Portugal will send a further 60 troops to Mozambique as part of a new cooperation agreement aimed at helping the country tackle an Islamic State-linked insurgency in its north, Portugal’s defence minister Joao Cravinho said on Monday.
Mozambique has been grappling with the insurgency in its northern-most province of Cabo Delgado since 2017. But militants have massively stepped up their violence in the past year, taking a hefty toll on civilians and bringing a $20 billion liquefied natural gas project run by oil giant Total to a grinding halt.
The agreement, which runs until 2026, will see Portugal increase its number of troops in Mozambique to 80 to train Mozambican soldiers to tackle the insurgency, share intelligence and help the country use drones to track the militants’ movements.
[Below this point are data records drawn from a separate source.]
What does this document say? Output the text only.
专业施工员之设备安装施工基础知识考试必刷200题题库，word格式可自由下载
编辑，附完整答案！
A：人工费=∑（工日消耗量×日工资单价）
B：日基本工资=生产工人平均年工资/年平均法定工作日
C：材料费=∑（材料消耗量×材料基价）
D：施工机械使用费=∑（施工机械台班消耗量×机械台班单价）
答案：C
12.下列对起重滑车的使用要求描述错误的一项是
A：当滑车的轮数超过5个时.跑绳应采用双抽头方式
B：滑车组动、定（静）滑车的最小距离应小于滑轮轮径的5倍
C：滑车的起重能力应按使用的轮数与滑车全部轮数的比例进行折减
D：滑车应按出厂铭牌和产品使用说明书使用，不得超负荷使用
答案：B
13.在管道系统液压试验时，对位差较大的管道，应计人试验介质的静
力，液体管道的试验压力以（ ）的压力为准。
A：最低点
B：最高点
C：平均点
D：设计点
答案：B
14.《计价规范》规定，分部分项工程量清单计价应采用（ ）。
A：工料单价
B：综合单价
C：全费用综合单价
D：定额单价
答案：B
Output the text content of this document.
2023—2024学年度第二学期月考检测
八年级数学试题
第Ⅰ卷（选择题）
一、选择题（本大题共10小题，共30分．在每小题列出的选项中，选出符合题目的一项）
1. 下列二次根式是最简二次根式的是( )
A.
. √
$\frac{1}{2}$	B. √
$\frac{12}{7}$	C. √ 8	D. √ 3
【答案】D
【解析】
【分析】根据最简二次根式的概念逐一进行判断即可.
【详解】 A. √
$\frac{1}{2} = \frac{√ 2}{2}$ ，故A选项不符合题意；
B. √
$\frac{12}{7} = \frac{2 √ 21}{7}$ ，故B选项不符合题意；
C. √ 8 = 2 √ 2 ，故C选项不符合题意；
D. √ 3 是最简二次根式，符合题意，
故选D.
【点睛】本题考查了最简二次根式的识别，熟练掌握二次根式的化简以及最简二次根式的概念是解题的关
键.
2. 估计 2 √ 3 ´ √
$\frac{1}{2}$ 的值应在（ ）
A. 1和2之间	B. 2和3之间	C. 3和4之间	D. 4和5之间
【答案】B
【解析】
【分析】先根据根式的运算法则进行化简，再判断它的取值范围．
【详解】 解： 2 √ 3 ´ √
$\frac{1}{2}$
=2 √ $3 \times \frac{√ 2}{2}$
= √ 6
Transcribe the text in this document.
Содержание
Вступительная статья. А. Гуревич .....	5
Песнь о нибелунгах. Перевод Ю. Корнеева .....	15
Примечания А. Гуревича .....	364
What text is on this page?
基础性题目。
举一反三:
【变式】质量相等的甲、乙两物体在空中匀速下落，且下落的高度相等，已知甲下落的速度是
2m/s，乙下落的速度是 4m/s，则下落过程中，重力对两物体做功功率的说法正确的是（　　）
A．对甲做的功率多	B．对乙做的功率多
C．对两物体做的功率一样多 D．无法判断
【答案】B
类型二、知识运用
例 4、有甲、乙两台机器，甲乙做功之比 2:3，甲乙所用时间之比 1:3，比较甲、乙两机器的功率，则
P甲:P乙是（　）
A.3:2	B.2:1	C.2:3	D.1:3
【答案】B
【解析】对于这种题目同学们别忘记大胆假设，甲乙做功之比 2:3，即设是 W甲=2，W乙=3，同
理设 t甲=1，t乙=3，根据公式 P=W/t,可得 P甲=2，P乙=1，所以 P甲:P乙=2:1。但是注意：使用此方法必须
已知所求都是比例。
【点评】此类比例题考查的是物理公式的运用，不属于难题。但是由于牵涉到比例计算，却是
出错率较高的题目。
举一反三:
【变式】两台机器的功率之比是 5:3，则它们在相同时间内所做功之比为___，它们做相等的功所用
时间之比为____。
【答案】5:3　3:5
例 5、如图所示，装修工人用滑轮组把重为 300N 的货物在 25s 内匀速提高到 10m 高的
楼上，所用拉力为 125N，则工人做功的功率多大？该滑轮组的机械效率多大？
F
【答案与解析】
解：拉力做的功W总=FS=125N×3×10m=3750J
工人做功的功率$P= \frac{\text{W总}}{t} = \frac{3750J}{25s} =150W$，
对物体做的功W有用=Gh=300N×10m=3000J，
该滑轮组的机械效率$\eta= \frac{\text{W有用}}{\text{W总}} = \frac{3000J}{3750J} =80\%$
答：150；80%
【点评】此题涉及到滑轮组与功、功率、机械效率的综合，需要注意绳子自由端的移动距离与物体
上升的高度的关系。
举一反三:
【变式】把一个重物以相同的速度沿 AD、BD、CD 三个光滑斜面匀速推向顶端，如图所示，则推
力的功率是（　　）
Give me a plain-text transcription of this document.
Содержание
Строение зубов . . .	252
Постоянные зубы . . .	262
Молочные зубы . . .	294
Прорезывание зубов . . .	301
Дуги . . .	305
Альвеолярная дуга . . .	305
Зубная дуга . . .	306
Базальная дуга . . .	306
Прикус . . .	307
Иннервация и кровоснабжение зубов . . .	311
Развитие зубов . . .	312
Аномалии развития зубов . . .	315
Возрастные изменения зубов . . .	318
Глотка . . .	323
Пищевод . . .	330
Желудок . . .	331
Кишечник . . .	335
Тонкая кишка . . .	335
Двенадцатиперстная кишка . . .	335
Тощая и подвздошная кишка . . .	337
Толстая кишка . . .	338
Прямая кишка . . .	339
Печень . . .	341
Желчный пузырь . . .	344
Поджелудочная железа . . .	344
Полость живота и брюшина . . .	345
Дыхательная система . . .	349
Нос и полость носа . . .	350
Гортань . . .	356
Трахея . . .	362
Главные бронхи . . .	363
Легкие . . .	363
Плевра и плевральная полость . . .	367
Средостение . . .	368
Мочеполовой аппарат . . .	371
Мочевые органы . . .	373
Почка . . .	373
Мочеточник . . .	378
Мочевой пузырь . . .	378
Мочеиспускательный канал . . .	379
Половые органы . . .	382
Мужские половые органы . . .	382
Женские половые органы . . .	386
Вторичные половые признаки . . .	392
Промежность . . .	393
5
“An important project has been added to train Mozambican military personnel and the result is that the programme will see four times more Portuguese troops working with their Mozambican counterparts,” Cravinho told a news conference.
Cravinho and his Mozambican counterpart, Jamie Neto, signed the agreement in Lisbon on Monday. The troops are in addition to 60 Portuguese special forces already dispatched to train soldiers in Mozambique, a former Portuguese colony, following a major attack on the key northern town of Palma in March.
The European Union could also send between 200 and 300 EU soldiers to Mozambique on a training mission, the bloc’s top diplomat Josep Borrell said in an interview with Portugal’s Radio Ranancenca published on Monday.
Borrell said last week the bloc was considering sending a military training mission, with Portugal already offering half of the staff and sending military instructors.